In una ricerca precedente, gli autori dello studio attuale avevano tentato di mappare il sistema del gusto nel cervello.

Avevano trovato che le cellule specializzate che sono sulla lingua trasmettono i segnali a regioni differenti del cervello quando incontrano ciascuno dei cinque gusti: dolce, amaro, salato, acido e umami. Queste risposte permettono al cervello di identificare il gusto e di innescare comportamenti rilevanti.

“Quando il nostro cervello percepisce un gusto, non solo ne identifica la qualità, ma mette in scena una meravigliosa sinfonia di segnali neuronali che collegano quell’esperienza al suo contesto, al valore edonico, alle memorie, alle emozioni e gli altri sensi, per produrre una risposta coerente, ha detto Charles S. Zuker, autore senior dello studio.

Per lo studio più recente, Zuker e colleghi, si sono concentrati sull’amigdala; la parte del cervello coinvolta nelle informazioni sensoriali, tra cui quelle sul gusto.

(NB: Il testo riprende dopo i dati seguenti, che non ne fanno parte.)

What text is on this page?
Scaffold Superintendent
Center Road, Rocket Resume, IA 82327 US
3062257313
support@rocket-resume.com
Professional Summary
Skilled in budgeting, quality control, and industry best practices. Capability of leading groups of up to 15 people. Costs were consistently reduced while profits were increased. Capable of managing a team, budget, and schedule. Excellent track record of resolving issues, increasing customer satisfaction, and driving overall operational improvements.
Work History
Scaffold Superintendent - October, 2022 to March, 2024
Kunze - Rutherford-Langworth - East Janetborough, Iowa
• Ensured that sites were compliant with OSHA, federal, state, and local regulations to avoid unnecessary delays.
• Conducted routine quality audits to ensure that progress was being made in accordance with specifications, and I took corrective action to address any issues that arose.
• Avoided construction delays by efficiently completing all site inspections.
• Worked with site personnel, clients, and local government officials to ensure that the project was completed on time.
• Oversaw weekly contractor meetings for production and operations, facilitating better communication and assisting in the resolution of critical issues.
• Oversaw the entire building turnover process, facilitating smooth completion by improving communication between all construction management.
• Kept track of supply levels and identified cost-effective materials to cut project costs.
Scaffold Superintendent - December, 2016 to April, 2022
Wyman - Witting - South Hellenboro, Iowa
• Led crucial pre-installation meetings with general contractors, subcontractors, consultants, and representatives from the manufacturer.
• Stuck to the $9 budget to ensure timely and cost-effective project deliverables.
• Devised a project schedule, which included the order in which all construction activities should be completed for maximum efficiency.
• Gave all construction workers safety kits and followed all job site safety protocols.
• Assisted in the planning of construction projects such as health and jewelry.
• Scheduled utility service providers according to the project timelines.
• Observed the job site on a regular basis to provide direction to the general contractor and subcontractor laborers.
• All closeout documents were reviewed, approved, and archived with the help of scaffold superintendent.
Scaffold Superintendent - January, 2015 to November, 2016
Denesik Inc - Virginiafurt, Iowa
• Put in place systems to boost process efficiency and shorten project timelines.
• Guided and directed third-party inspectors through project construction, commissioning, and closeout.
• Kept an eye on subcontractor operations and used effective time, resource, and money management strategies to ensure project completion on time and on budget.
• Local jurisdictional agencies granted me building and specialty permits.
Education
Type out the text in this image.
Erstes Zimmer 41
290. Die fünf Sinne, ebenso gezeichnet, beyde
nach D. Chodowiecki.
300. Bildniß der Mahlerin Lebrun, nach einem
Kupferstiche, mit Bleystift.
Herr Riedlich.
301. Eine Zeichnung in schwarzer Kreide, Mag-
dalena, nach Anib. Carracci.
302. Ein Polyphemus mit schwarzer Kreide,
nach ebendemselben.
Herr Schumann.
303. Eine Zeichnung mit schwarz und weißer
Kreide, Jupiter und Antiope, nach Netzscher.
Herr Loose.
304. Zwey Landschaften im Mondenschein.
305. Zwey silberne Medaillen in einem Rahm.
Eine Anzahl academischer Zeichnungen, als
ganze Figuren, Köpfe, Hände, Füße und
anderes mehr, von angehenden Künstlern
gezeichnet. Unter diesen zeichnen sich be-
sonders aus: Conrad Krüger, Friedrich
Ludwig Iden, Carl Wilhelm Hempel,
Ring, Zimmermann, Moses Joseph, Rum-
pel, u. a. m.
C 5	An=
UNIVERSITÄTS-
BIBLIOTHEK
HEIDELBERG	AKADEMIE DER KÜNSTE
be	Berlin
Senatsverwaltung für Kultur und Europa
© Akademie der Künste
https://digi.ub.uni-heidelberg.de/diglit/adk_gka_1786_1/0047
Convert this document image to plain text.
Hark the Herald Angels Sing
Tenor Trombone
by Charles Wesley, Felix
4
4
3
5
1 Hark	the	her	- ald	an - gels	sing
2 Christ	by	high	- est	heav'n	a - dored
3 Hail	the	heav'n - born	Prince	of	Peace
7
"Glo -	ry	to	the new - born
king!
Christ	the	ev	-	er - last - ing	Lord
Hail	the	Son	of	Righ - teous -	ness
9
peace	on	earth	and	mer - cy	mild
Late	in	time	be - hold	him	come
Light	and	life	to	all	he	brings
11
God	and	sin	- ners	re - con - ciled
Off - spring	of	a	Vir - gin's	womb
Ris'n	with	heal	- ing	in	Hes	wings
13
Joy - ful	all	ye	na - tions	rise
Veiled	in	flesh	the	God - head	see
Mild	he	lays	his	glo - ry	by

Nello studio, il team ha attivato artificialmente le connessioni del cervello dolce e amaro nei topi.

Ha scoperto che quando le connessioni cerebrali per il gusto dolce erano accese, i topi reagivano all’acqua come se fosse zucchero. Hanno anche scoperto che era possibile manipolare le connessioni cerebrali in un modo che i topi interpretassero i cibi dolci come se fossero amari e viceversa.